Philly Cheesesteaks are the perfect family meal or game day sandwich. They’re dripping with melted cheese, tender strips of savory steak, and a handful of caramelized onions.
This recipe is as good as it gets, hearty, easy to make, and oh, so delicious!
Why We Love This Recipe
While it has simple ingredients, it’s loaded with flavor.
Philly Cheesesteaks are a favorite, and they’re actually quite easy to make.
These come together in just 30 minutes, great for feeding a crowd or a potluck!
What is a Philly Cheesesteak?
According to Philadelphia’s official tourism site, the Philly cheesesteak was invented in 1930.
Made with a combination of thinly sliced steak, melted cheese, and fried onions in a hoagie roll this sandwich is irresistible. Thankfully, it can now be found all across the country!
The steak is simply seasoned with salt & pepper.
The best steak for Philly cheesesteak is ribeye as it is so tender and has lots of flavor (although it can be pricey). Round steak or sirloin are great too.
ONIONS Caramelized onions really add to the flavor of this sandwich! Feel free to add sliced green peppers or sauteed mushrooms, whatever you have on hand!

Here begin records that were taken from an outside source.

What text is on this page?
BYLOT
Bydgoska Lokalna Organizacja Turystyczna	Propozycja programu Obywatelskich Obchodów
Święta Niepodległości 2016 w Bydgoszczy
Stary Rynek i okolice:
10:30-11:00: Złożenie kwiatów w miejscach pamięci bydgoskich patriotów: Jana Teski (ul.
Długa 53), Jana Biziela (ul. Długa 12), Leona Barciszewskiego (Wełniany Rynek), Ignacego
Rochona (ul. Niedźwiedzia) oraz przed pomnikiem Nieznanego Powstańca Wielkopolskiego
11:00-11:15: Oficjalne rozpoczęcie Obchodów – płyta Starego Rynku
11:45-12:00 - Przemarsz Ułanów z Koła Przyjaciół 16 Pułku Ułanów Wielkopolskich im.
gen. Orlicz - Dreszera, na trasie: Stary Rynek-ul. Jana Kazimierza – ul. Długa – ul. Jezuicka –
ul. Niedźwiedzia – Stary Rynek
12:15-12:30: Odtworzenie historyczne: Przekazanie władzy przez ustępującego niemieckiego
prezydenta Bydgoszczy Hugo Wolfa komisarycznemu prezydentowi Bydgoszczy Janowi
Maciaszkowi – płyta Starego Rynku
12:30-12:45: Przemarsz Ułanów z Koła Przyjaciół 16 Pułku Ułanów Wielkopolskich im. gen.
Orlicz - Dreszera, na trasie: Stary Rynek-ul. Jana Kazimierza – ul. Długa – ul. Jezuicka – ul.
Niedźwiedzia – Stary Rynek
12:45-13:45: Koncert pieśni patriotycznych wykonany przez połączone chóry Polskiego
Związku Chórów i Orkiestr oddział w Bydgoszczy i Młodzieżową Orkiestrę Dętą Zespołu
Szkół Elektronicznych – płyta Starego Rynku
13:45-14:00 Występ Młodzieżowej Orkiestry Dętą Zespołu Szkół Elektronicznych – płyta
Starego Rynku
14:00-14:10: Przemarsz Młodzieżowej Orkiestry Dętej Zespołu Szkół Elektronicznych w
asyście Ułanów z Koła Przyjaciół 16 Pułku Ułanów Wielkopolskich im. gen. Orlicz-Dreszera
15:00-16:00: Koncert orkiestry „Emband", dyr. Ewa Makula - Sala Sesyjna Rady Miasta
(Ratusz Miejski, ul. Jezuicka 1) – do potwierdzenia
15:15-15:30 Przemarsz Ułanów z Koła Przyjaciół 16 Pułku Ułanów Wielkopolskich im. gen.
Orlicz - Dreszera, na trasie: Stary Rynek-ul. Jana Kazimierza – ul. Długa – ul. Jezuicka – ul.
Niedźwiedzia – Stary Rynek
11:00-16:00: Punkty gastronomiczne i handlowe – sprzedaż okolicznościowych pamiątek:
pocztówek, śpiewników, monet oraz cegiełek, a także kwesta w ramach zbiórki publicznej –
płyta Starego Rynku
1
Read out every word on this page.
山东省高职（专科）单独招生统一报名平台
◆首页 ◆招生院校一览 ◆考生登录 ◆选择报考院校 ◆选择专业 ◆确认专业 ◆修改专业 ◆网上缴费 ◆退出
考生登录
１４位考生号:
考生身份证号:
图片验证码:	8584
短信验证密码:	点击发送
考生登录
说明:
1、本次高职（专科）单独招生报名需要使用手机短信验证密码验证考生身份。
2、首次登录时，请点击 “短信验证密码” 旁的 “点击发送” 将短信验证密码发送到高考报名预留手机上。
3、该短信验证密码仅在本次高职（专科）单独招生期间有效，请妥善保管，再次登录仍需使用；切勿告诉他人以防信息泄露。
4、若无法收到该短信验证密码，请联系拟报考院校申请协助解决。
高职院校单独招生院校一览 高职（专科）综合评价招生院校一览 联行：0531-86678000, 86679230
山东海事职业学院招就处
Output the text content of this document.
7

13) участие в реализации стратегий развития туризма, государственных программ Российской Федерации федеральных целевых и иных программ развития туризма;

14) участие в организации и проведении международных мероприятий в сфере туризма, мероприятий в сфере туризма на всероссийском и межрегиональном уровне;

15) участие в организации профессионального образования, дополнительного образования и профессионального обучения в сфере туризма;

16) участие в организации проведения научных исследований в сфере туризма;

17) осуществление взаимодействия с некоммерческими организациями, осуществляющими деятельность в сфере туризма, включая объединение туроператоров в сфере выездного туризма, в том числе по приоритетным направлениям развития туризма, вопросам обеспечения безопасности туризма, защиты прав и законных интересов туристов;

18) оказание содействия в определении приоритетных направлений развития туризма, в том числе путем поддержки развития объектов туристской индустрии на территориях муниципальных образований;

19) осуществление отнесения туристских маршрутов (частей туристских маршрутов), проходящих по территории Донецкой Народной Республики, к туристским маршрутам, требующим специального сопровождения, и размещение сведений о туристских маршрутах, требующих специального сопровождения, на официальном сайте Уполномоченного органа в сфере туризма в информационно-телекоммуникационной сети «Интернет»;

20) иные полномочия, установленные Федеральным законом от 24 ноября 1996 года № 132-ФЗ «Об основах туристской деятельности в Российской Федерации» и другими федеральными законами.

CHEESE We think the best cheese for cheesesteaks is Provolone cheese, while some love Cheez Whiz or American cheese. Use your favorite or whatever you have on hand.
The cheese is melted on the steak right in the pan. Add the toasted roll on top and flip the beef over with a spatula.
BUNS I used hoagie rolls and toast them with garlic butter for extra flavor. Italian, pretzel, brioche, or even hot dogs buns will all work great!
How to Make Philly Cheesesteak
- Cook onions until golden. Set aside.
- Thinly slice, season, and cook the beef (per recipe below). Add onions and melt cheese on top.
- Transfer meat mixture to toasted hoagie rolls and enjoy!
This homemade Philly cheesesteak is one of the best, hearty sandwiches!
To get perfect thinly sliced beef for this recipe, put the steak into the freezer for about 30 minutes before beginning.
Feeding a Crowd? Try Crockpot Philly Cheesesteak Sandwiches for an easy make-ahead meal!
It’s best to store the fixings separately from the hoagie rolls. Keep meat mixture in an airtight container in the refrigerator for up to 5 days.
To freeze, scoop the mixture in a zippered bag and label it with the date. It should keep about a month in the freezer.
To thaw, refresh the flavors with a few dashes of salt and pepper and heat on the stovetop or in the microwave.
Hearty Beef Sandwiches
- French Dip Sandwich – deliciously messy!
- BBQ Beef Sandwiches – easy slow cooker recipe
- Reuben Sandwich – ready in 15 mins!
- Meatball Sub – great for a crowd
- Italian Beef Sandwiches – made in the crockpot!
Did you love these Philly Cheesesteaks? Be sure to leave a rating and a comment below!
- 1 ribeye steak or round steak or sirloin
- ½ large white onion or 1 small white onions, thinly sliced
- 1 tablespoon butter
- salt & pepper to taste
- 1 tablespoon olive oil
- 2 hoagie rolls
- 2 tablespoons garlic butter
- 3 ounces provolone cheese or American cheese
Place steak in the freezer for 30-60 minutes.
While steak is freezing, add onions and butter to a pan and cook on low heat until golden stirring occasionally. You want the onions to soften and turn golden brown, use low and slow heat. Remove from pan and set aside.
Remove beef from the freezer and slice as thinly as possible.
Heat a griddle or pan over medium heat. Cut hoagie rolls in half (not all of the way through) and butter with garlic butter. Grill rolls on the griddle, butter side down, or broil until golden. Set aside.
Turn the heat on the griddle/skillet up to high.
Season beef with salt & pepper. Add 1 tablespoon olive oil to the hot pan and add beef. Stir until browned, this should only take a couple of minutes. Turn heat down to low, add onions and stir to combine.
Top beef in the pan with cheese slices and leave about 1 minute or until cheese begins to melt. Place rolls over top of the cheese and using a large spatula, transfer beef to rolls.
2 small green bell peppers and/or sliced mushrooms can be added to the onions once they’re softened.